Figure 4 presents both the conventional mechanism design approach and our proposed extensions that recognize the importance and plasticity of citizens’ values and beliefs along with the requirement that policies must be sustainable. The green labels illustrate an application of one of our empirical results, namely the likely control-averse reaction to a ban on cars in cities. The black labels represent the general case.

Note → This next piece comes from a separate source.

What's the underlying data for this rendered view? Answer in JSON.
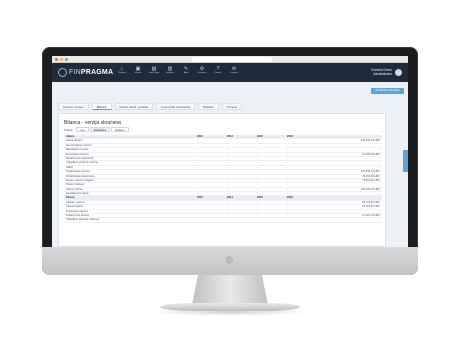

This representation is an extension to environmental policy of a model of the general problem of optimal policy design with endogenous preferences5,6. Labels in black represent the main concept, labels in green illustrate an environmental policy, the purple dashed arrow shows what is neglected in the conventional approach and is the focus of this article; other effects are represented in grey.
In the standard economic approach, the policy-maker implements a set of incentives (including penalties for violating prohibitions) to alter the expected economic costs and/or benefits of some targeted pro-social or pro-environmental action, as represented by the two causal arrows in the upper part of Fig. 4.
However, as our evidence shows, policies affect not only the material benefits of taking an action, but also the citizen’s values (negatively or positively, represented by minus and plus signs on the dashed purple arrow). In the standard approach, the policy designer does not take account of the purple dashed arrow in the lower part of the figure, either because the citizens’ values motivating the targeted green action in the absence of the policy are assumed to not exist or, if they do, are assumed not to be affected by the policy.
Our evidence of a negative effect of a car ban on citizens’ desire to limit their own car use is illustrated by the purple dashed arrow, which by our evidence, has a negative sign—unless (as we have seen) citizens’ belief in the effectiveness of the ban were sufficient to mitigate or even reverse this control-averse response, or if the ban is not perceived as restricting freedom.
Also shown in Fig. 4 are possible adverse effects of incentives on citizens’ values that spill over to other environmental actions. For example, a control-averse reaction to a car ban may degrade citizens’ pro-environmental policy preferences and support for the political movements advocating them. This may compromise citizens’ future advocacy in support of or opposition to the car ban itself, represented by the lower arrow from citizens’ political action to policy.
The importance of green values and their plasticity with respect to policies suggests that a valuable addition to the environmental policy-maker’s toolbox are approaches to not only avoid crowding-out, but also to cultivate green values. Exploring this crowding-in opportunity requires going beyond the usual framework for the study of institutions and policy design.